Did you know that 9 in 10 cyberattacks start with a phishing email? Email is the most likely vector for employees to come into contact with a cyber threat, and every business is inundated with email daily. Companies must do everything possible to reduce their risk of an email-based cyberattack landing. Today’s most damaging and dangerous cyber threats, like ransomware and business email compromise (BEC), are primarily email-based attacks. These six tips can help keep businesses out of trouble.
- 6 Tips for Avoiding Email-Based Cyberattacks:
These six preventative measures can help companies avoid email-based cyberattacks:
- Remind employees to avoid clicking on untrustworthy links: No one should ever click on unexpected or unusual links in an email message, no matter who the sender is. Instead, encourage safe email handling behaviour like hovering over the link to see the underlying URL of the link to help determine its legitimacy. Clicking on a malicious link often takes the victim to a malicious login page that bad actors use to steal the victim’s credentials. Sometimes, malicious links can lead to malware downloads and other bad outcomes.
- Never disclose sensitive information without verifying the request’s legitimacy: Make sure that everyone in the organization, from the interns to the CEO, knows that they should never reply to an email from an untrusted source requesting personal information, sensitive company data or money without verifying its validity, no matter how little information the sender asks for. Invoice scams, in which bad actors pretend to be a service provider owed money, are the most common type of email scam. A simple misjudgment could jeopardize the organization’s defences and cost a fortune.
- Reinforce the message: Don’t open suspicious email attachments: Always ensure an email is trustworthy and check for red flags before opening a branch. Opening an infected attachment can cause harmful effects like deploying ransomware. Avoid opening unexpected attachments that prompt the recipient to run macros to view them. Enabling a malicious macro can give bad actors control of that computer.
- Maintain a regular security awareness training program: Anyone in the company could be targeted in a phishing scam. To ensure everyone is on their toes, conduct regular security awareness training from interns to the CEO. Include quizzes in the movement to quickly determine who needs more help and who may be a security risk. Trained users are 30% less likely to click on a phishing link.
- Keep all systems current: An unpatched software program or operating system is highly vulnerable to a cyberattack. Bad actors love to exploit vulnerabilities, and a zero-day vulnerability can occasionally pop up. Ransomware gang Cl0p recently went on a cyberattack spree that snagged over 100 victims after discovering a zero-day vulnerability. Regularly update all programs and operating systems to benefit from the latest security patches.
- Conduct phishing simulations: Train employees to spot and avoid phishing hazards with regular phishing simulations. Even better, customize the content of these simulations to reflect the unique threats that employees face daily. Although security awareness training doesn’t work overnight, it makes steady progress that holds up over time, reducing a company’s phishing risk from 60% to 10% within the first 12 months.
- Solutions that can help keep email-based attacks at bay:
While preventive measures help improve cyber hygiene, some sophisticated attacks still sneak past an organization’s cyber defences. Organizations can take their phishing defence to the next level with the following solutions:
- Artificial Intelligence (AI): AI tools analyze emails in real-time and look for anomalies and warning signs throughout the email, from the metadata to the message content. AI-based systems use machine learning algorithms to recognize communication patterns and flag unusual behaviour. While employees may fall for social engineering traps, these lures are ineffective against AI-based systems. 42% of companies in a cyber resilience survey cited the use of AI technology and security automation as a significant factor in their success in improving their cybersecurity posture.
- Automation: Automation systems are a critical asset for cybersecurity teams. Compared to hours or days with traditional security solutions, these solutions help reduce the response time to seconds. A fully automated threat detection and response solution empowers cybersecurity teams to quickly compile a list of alerts and streamline threat mitigation efforts into a repeatable workflow.
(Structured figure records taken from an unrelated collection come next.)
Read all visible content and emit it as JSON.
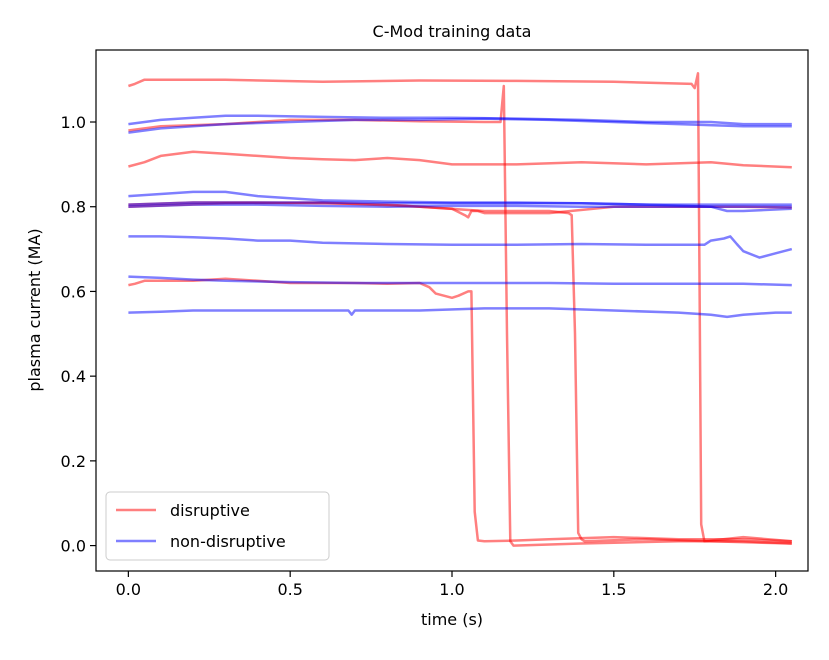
{
  "chart_data": {
    "type": "line",
    "title": "C-Mod training data",
    "xlabel": "time (s)",
    "ylabel": "plasma current (MA)",
    "xlim": [
      -0.1,
      2.1
    ],
    "ylim": [
      -0.06,
      1.17
    ],
    "xticks": [
      0.0,
      0.5,
      1.0,
      1.5,
      2.0
    ],
    "xtick_labels": [
      "0.0",
      "0.5",
      "1.0",
      "1.5",
      "2.0"
    ],
    "yticks": [
      0.0,
      0.2,
      0.4,
      0.6,
      0.8,
      1.0
    ],
    "ytick_labels": [
      "0.0",
      "0.2",
      "0.4",
      "0.6",
      "0.8",
      "1.0"
    ],
    "grid": false,
    "legend": {
      "location": "lower left",
      "entries": [
        {
          "label": "disruptive",
          "color": "#ff0000"
        },
        {
          "label": "non-disruptive",
          "color": "#0000ff"
        }
      ]
    },
    "series": [
      {
        "name": "disruptive",
        "color": "#ff0000",
        "x": [
          0.0,
          0.02,
          0.05,
          0.3,
          0.6,
          0.9,
          1.2,
          1.5,
          1.74,
          1.75,
          1.76,
          1.765,
          1.77,
          1.78,
          1.9,
          2.05
        ],
        "y": [
          1.085,
          1.09,
          1.1,
          1.1,
          1.095,
          1.098,
          1.097,
          1.095,
          1.09,
          1.08,
          1.115,
          0.6,
          0.05,
          0.01,
          0.02,
          0.01
        ]
      },
      {
        "name": "disruptive",
        "color": "#ff0000",
        "x": [
          0.0,
          0.1,
          0.3,
          0.5,
          0.7,
          0.9,
          1.1,
          1.14,
          1.15,
          1.16,
          1.17,
          1.18,
          1.19,
          1.4,
          1.7,
          1.9,
          2.05
        ],
        "y": [
          0.98,
          0.99,
          0.995,
          1.005,
          1.005,
          1.002,
          1.0,
          1.0,
          1.0,
          1.085,
          0.5,
          0.01,
          0.0,
          0.005,
          0.01,
          0.01,
          0.005
        ]
      },
      {
        "name": "disruptive",
        "color": "#ff0000",
        "x": [
          0.0,
          0.05,
          0.1,
          0.2,
          0.3,
          0.4,
          0.5,
          0.6,
          0.7,
          0.8,
          0.9,
          1.0,
          1.2,
          1.4,
          1.6,
          1.8,
          1.9,
          2.05
        ],
        "y": [
          0.895,
          0.905,
          0.92,
          0.93,
          0.925,
          0.92,
          0.915,
          0.912,
          0.91,
          0.915,
          0.91,
          0.9,
          0.9,
          0.905,
          0.9,
          0.905,
          0.898,
          0.893
        ]
      },
      {
        "name": "disruptive",
        "color": "#ff0000",
        "x": [
          0.0,
          0.2,
          0.4,
          0.6,
          0.8,
          1.0,
          1.04,
          1.05,
          1.06,
          1.07,
          1.08,
          1.1,
          1.3,
          1.5,
          1.7,
          1.9,
          2.05
        ],
        "y": [
          0.805,
          0.81,
          0.81,
          0.808,
          0.805,
          0.795,
          0.78,
          0.775,
          0.79,
          0.79,
          0.79,
          0.785,
          0.785,
          0.8,
          0.8,
          0.8,
          0.798
        ]
      },
      {
        "name": "disruptive",
        "color": "#ff0000",
        "x": [
          0.0,
          0.3,
          0.6,
          0.9,
          1.1,
          1.3,
          1.36,
          1.37,
          1.38,
          1.39,
          1.4,
          1.41,
          1.6,
          1.8,
          2.05
        ],
        "y": [
          0.8,
          0.808,
          0.81,
          0.8,
          0.79,
          0.79,
          0.785,
          0.78,
          0.5,
          0.03,
          0.015,
          0.01,
          0.015,
          0.01,
          0.005
        ]
      },
      {
        "name": "disruptive",
        "color": "#ff0000",
        "x": [
          0.0,
          0.02,
          0.05,
          0.1,
          0.2,
          0.3,
          0.4,
          0.5,
          0.6,
          0.7,
          0.8,
          0.9,
          0.93,
          0.95,
          1.0,
          1.02,
          1.05,
          1.06,
          1.07,
          1.08,
          1.1,
          1.2,
          1.3,
          1.5,
          1.7,
          1.9,
          2.05
        ],
        "y": [
          0.615,
          0.618,
          0.625,
          0.625,
          0.625,
          0.63,
          0.625,
          0.62,
          0.62,
          0.62,
          0.618,
          0.62,
          0.61,
          0.595,
          0.585,
          0.59,
          0.6,
          0.6,
          0.08,
          0.012,
          0.01,
          0.012,
          0.015,
          0.02,
          0.015,
          0.015,
          0.01
        ]
      },
      {
        "name": "non-disruptive",
        "color": "#0000ff",
        "x": [
          0.0,
          0.1,
          0.2,
          0.3,
          0.4,
          0.6,
          0.8,
          1.0,
          1.2,
          1.4,
          1.6,
          1.8,
          1.9,
          2.05
        ],
        "y": [
          0.995,
          1.005,
          1.01,
          1.015,
          1.015,
          1.012,
          1.01,
          1.01,
          1.008,
          1.005,
          1.0,
          1.0,
          0.995,
          0.995
        ]
      },
      {
        "name": "non-disruptive",
        "color": "#0000ff",
        "x": [
          0.0,
          0.1,
          0.2,
          0.3,
          0.5,
          0.7,
          0.9,
          1.1,
          1.3,
          1.5,
          1.7,
          1.9,
          2.05
        ],
        "y": [
          0.975,
          0.985,
          0.99,
          0.995,
          1.0,
          1.005,
          1.005,
          1.008,
          1.005,
          1.0,
          0.995,
          0.99,
          0.99
        ]
      },
      {
        "name": "non-disruptive",
        "color": "#0000ff",
        "x": [
          0.0,
          0.1,
          0.2,
          0.3,
          0.4,
          0.6,
          0.8,
          1.0,
          1.2,
          1.4,
          1.6,
          1.8,
          1.85,
          1.9,
          2.05
        ],
        "y": [
          0.825,
          0.83,
          0.835,
          0.835,
          0.825,
          0.815,
          0.812,
          0.81,
          0.81,
          0.808,
          0.805,
          0.8,
          0.79,
          0.79,
          0.795
        ]
      },
      {
        "name": "non-disruptive",
        "color": "#0000ff",
        "x": [
          0.0,
          0.2,
          0.4,
          0.6,
          0.8,
          1.0,
          1.2,
          1.4,
          1.6,
          1.8,
          2.05
        ],
        "y": [
          0.805,
          0.81,
          0.81,
          0.81,
          0.808,
          0.808,
          0.808,
          0.808,
          0.805,
          0.805,
          0.805
        ]
      },
      {
        "name": "non-disruptive",
        "color": "#0000ff",
        "x": [
          0.0,
          0.2,
          0.4,
          0.6,
          0.8,
          1.0,
          1.2,
          1.4,
          1.6,
          1.8,
          2.05
        ],
        "y": [
          0.8,
          0.805,
          0.805,
          0.802,
          0.8,
          0.802,
          0.802,
          0.8,
          0.8,
          0.8,
          0.8
        ]
      },
      {
        "name": "non-disruptive",
        "color": "#0000ff",
        "x": [
          0.0,
          0.1,
          0.2,
          0.3,
          0.4,
          0.5,
          0.6,
          0.8,
          1.0,
          1.2,
          1.4,
          1.6,
          1.78,
          1.8,
          1.84,
          1.86,
          1.88,
          1.9,
          1.95,
          2.0,
          2.05
        ],
        "y": [
          0.73,
          0.73,
          0.728,
          0.725,
          0.72,
          0.72,
          0.715,
          0.712,
          0.71,
          0.71,
          0.712,
          0.71,
          0.71,
          0.72,
          0.725,
          0.73,
          0.712,
          0.695,
          0.68,
          0.69,
          0.7
        ]
      },
      {
        "name": "non-disruptive",
        "color": "#0000ff",
        "x": [
          0.0,
          0.1,
          0.2,
          0.3,
          0.5,
          0.7,
          0.9,
          1.1,
          1.3,
          1.5,
          1.7,
          1.9,
          2.05
        ],
        "y": [
          0.635,
          0.632,
          0.628,
          0.625,
          0.622,
          0.62,
          0.62,
          0.62,
          0.62,
          0.618,
          0.618,
          0.618,
          0.615
        ]
      },
      {
        "name": "non-disruptive",
        "color": "#0000ff",
        "x": [
          0.0,
          0.1,
          0.2,
          0.3,
          0.5,
          0.68,
          0.69,
          0.7,
          0.9,
          1.1,
          1.3,
          1.5,
          1.7,
          1.8,
          1.85,
          1.9,
          2.0,
          2.05
        ],
        "y": [
          0.55,
          0.552,
          0.555,
          0.555,
          0.555,
          0.555,
          0.545,
          0.555,
          0.555,
          0.56,
          0.56,
          0.555,
          0.55,
          0.545,
          0.54,
          0.545,
          0.55,
          0.55
        ]
      }
    ]
  }
}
Automated security catches an estimated 40% more threats than conventional security.
- Security awareness training: No matter how hard an organization’s IT platform is, it is only as secure as its user base. In a survey, 45% of employees admitted to opening suspicious emails, making them the most significant security liability to their organization. However, with security awareness training, employees can easily detect and report phishing emails and become cyber warriors for their organizations.
- Identity and access management (IAM): IAM solutions are the core of cybersecurity for organizations of all sizes. Many IAM solutions provide a single sign-on launchpad that enables users to authenticate with multiple applications and websites using just one set of credentials. Also, multifactor authentication (MFA) in IAM solutions enhances an organization’s defence by requiring users to identify with more than a username and password. This protects organizations against unauthorized access even if user credentials like usernames and passwords are compromised.
- Security operations center (SOC): With the increased sophistication and frequency of phishing attacks, organizations need 24/7 monitoring of their critical attack vectors. Even a single vulnerability can give cybercriminals ample opportunities to launch an attack. SOCs employ a team of experts who continually monitor an organization’s systems and networks using innovative tools to detect and eliminate an attack before it can harm the organization.